Congrats on your SIX years!

@irun2befit said...

Congratulations, that's amazing. That's where I'm at right now, as you saw earlier, in that constant fear, and feeling prisoner of weight loss. Reading this gives me hope, I'll be able to live and not spaz out if I have to miss a workout.

Unknown said...

@Debbie, yes I think I am a normal eater now. Well, if normal means thinking about what you eat. I don't eat mindlessly that's for sure, but eat with purpose and occasionally for enjoyment. I used to wonder about skinny folks and how they could eat what (back in teh day) I considered to be bad food. There are no good and bad food, just moderation.

@Lori It is scary at first, but these habits you've made will carry you. It does take years tho. Husband and I were just talking about that at grocery store. You just sort of get a sense after a while... (he was talking about sodium and me calories) but he still checks teh sodium content.

@Lisa, Thanks... I wondered if I would ever get here too. I just sort of stopped worrying about it. With all the knee issues (especially in 2007) it was still a concern, but years behind me... say that I'm doing okay.

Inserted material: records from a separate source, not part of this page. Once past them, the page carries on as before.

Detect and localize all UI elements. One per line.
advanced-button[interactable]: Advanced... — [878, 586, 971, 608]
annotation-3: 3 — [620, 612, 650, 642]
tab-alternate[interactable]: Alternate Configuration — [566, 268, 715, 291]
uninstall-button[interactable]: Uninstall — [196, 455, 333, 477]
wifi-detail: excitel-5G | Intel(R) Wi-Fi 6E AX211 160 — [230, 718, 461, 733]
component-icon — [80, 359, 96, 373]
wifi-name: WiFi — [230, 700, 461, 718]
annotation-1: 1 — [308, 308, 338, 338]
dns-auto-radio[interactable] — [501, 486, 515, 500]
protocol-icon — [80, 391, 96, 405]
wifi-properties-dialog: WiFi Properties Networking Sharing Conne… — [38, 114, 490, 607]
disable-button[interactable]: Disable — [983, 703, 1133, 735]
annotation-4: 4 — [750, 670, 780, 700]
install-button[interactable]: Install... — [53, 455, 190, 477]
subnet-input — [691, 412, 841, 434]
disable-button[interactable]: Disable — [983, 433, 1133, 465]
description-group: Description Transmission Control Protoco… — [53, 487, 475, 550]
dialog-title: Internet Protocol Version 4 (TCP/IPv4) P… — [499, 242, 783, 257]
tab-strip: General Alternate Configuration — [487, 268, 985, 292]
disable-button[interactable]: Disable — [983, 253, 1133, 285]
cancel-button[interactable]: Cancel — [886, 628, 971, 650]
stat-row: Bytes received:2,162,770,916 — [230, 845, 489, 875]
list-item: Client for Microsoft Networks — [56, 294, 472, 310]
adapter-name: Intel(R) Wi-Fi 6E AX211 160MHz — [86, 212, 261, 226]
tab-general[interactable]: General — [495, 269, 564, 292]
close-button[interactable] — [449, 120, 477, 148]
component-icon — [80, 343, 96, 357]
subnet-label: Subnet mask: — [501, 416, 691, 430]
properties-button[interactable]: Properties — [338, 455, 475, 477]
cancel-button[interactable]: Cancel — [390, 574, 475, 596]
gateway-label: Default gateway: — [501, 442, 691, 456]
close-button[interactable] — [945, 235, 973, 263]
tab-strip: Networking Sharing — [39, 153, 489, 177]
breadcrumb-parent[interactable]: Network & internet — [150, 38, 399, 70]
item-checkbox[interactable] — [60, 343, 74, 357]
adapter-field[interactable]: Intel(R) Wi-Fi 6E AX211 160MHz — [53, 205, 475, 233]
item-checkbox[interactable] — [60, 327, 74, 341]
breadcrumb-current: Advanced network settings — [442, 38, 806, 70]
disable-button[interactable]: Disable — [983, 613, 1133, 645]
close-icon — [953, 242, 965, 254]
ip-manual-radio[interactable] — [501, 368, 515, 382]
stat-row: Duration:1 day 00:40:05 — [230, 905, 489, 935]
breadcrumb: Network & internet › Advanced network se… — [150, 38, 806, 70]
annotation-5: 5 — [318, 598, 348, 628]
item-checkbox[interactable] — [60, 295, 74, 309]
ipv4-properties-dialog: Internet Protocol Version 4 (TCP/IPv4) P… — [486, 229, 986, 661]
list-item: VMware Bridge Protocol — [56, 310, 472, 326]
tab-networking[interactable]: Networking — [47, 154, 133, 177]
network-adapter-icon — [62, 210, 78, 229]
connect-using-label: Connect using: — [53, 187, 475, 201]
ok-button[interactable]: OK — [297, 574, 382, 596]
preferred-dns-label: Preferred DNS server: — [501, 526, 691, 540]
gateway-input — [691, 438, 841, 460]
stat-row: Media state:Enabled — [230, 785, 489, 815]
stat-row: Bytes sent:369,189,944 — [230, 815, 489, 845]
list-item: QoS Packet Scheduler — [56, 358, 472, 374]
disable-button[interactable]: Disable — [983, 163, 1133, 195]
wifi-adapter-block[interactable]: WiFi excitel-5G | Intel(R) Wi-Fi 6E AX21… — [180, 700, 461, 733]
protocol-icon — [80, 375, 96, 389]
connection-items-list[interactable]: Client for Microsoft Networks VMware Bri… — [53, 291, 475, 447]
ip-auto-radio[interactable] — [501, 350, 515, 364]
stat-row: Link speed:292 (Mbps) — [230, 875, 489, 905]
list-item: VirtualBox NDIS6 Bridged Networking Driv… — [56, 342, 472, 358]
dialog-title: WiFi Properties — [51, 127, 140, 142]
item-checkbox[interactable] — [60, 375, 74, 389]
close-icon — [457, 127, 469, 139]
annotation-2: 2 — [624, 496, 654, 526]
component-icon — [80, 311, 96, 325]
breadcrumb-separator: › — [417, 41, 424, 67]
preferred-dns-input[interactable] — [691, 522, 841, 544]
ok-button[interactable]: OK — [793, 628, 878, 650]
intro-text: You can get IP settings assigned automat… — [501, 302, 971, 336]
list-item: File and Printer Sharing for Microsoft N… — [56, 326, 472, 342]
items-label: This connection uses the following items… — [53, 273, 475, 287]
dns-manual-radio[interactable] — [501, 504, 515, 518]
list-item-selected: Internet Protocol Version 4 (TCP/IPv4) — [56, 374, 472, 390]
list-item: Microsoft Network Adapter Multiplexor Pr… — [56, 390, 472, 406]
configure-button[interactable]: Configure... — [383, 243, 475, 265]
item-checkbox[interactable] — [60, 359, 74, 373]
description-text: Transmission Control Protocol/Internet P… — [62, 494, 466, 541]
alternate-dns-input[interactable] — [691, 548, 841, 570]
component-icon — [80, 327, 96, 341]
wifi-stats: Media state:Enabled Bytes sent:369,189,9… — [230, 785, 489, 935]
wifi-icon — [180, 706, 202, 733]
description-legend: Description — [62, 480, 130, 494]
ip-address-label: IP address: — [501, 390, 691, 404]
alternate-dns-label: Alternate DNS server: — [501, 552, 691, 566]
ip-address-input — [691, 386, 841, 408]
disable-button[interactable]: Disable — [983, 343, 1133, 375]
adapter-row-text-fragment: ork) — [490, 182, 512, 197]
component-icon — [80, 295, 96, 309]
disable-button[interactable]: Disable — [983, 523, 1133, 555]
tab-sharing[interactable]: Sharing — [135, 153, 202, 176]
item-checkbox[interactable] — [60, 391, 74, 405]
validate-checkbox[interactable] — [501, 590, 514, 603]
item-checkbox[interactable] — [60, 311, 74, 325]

@Irun2befit Yeah... I've always had knee problems. Attempted ACL third time in 2006. Only two years into maintenance I was convinced that I *must* exercise to keep weight off. Meh. Exercise is good for all sorts of things, but when it becomes a mental cage that has you trapped, that's not for me. 85% is what we put in our mouths I think. If I had to rely on exercise for the rest of my life to keep the weight off.... I'd be fat again.